In fact, "obj" is not a QKeyEvent as expected, but is a plain "QEvent". As such, it does not have a key method. And sadly, there is no way of working around that in the event filter without that fix.
Matthias
Matthias,
Thank you. I am using 0.24 Python eval because it was suggested I move from 0.23. The goal was to get better behavior from enums that seemed to be missing or inaccessible in 0.23 as arguments of ruby calls to Qt.

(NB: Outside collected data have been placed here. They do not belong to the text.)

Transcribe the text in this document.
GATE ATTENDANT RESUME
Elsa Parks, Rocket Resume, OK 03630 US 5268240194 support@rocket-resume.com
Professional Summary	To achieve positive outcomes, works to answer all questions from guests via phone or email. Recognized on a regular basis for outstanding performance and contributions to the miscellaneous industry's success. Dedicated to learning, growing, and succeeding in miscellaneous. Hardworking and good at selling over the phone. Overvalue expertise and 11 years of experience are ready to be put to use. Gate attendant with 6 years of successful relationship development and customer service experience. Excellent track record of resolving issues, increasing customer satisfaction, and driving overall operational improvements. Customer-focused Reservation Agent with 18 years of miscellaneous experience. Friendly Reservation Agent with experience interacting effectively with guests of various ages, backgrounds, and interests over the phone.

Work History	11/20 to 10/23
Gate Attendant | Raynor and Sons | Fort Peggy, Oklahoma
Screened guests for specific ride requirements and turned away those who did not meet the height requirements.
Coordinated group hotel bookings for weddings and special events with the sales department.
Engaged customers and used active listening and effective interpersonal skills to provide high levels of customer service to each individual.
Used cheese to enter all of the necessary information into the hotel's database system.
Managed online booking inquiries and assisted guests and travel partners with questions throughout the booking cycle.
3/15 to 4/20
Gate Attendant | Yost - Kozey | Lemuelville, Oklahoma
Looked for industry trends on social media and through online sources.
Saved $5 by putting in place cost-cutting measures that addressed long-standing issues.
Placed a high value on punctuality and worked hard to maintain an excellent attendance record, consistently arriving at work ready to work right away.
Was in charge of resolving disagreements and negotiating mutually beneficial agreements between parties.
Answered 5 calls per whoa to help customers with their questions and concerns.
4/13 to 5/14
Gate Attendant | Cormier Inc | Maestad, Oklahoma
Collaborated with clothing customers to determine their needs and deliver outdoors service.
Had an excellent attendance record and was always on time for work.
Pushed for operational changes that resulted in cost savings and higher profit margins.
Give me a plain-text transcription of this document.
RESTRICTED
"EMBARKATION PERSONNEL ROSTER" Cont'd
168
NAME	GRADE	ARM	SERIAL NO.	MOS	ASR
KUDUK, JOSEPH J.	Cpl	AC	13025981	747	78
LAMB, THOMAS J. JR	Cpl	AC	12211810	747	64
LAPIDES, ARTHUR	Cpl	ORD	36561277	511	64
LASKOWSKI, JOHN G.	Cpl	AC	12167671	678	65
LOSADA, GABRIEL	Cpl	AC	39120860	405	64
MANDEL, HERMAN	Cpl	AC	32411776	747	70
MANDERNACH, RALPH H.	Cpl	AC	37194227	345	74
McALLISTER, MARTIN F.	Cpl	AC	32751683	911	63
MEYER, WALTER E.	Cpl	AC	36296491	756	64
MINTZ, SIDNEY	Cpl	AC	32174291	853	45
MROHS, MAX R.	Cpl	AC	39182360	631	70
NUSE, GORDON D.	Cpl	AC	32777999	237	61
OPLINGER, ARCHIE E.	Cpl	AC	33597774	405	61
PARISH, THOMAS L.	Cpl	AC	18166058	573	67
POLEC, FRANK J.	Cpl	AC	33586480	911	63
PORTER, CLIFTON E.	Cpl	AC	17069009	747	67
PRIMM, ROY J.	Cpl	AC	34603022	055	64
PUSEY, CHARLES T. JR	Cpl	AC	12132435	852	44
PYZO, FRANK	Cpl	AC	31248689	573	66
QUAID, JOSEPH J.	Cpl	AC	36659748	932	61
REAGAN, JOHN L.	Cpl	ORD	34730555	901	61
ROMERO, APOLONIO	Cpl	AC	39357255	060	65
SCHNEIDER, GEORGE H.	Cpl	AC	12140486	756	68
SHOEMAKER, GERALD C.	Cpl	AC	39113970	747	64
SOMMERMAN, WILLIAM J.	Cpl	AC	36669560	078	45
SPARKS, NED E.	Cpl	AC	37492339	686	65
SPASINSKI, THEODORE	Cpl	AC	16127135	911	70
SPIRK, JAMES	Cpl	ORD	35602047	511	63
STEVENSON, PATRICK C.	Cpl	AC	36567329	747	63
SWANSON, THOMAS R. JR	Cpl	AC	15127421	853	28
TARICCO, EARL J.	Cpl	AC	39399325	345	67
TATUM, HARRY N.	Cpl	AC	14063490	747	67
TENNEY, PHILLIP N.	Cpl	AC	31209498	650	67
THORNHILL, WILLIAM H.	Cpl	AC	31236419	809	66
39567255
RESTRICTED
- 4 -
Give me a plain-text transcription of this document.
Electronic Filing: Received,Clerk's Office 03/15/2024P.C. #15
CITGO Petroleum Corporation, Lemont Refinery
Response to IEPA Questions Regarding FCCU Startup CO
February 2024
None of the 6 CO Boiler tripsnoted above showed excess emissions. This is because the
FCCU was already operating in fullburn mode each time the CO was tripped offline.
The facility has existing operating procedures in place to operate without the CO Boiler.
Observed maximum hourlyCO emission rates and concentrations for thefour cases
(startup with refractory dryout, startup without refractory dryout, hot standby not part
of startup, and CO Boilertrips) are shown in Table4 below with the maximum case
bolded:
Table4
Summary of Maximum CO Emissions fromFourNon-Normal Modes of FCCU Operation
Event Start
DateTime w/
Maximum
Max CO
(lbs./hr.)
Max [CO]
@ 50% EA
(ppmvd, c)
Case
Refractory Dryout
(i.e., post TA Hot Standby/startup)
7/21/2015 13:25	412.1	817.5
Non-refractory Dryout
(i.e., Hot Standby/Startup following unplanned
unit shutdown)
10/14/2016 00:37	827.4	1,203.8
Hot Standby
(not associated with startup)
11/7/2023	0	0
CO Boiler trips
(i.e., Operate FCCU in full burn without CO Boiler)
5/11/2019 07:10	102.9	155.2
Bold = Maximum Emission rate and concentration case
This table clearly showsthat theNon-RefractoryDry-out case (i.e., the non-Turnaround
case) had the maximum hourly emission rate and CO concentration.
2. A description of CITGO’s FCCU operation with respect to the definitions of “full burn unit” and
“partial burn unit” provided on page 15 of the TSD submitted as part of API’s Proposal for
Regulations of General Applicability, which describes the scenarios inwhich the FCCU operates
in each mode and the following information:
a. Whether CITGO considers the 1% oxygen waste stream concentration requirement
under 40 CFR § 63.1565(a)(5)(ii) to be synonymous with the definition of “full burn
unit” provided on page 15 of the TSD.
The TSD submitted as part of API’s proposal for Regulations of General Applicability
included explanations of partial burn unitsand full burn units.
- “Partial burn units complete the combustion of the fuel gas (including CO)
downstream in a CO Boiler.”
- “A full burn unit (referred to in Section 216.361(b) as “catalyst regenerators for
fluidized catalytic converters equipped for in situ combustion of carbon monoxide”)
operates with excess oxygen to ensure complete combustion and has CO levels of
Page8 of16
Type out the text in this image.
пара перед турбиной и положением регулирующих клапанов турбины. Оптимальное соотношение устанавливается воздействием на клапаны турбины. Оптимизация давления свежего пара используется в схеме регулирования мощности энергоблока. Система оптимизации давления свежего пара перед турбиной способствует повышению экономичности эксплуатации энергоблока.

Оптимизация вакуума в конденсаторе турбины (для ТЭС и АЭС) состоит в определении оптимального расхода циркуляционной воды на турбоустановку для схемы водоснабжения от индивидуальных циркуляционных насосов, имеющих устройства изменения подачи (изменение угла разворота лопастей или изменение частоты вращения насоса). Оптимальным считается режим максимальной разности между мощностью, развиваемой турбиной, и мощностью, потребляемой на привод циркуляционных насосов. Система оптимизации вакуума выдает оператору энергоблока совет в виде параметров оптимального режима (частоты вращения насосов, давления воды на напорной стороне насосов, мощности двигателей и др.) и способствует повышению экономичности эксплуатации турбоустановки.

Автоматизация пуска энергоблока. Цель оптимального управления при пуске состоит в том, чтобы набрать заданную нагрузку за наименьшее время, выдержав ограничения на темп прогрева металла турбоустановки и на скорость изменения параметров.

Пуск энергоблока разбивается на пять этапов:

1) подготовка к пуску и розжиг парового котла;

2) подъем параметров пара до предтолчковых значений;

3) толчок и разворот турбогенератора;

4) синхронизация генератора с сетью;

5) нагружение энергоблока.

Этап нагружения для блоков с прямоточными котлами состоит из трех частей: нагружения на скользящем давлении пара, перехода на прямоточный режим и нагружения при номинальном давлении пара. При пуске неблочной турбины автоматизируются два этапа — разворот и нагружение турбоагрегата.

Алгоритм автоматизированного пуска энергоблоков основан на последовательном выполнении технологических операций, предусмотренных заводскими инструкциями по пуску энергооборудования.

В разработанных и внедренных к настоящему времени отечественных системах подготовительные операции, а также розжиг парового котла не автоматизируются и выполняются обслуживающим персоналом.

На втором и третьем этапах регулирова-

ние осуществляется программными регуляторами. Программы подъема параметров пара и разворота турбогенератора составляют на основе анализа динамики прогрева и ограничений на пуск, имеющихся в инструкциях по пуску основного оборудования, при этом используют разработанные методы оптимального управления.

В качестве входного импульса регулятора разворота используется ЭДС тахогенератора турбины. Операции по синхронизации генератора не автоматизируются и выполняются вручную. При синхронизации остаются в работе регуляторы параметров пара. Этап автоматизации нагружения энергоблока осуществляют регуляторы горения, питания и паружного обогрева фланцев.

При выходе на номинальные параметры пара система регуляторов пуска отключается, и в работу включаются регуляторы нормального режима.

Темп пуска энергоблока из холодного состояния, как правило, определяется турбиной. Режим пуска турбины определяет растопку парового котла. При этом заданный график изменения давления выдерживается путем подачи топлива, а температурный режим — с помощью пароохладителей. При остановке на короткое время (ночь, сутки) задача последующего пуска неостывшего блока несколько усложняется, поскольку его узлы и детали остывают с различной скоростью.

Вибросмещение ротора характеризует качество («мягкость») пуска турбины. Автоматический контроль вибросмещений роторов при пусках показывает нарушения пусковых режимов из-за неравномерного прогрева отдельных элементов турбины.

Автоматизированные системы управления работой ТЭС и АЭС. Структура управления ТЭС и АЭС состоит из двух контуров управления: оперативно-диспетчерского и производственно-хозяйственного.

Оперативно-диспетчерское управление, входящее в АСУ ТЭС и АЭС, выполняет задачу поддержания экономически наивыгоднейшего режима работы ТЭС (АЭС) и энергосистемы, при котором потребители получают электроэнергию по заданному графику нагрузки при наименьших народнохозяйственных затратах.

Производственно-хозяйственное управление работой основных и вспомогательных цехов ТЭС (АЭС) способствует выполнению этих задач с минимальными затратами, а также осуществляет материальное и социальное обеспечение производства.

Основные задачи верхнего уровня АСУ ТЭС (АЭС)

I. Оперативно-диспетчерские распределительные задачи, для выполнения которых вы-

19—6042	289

I am getting exactly the behavior you described, that is, a QEvent rather than a QKeyEvent. So it seemed that I was supposed to somehow cast it to the correct event type, but from what you say, I just need a code fix.
I'll try 0.24 when I have a chance. The most recent build, r2847, still identifies itself in version.h as
0.24-python-eval. Is there a way for me to get the code fix?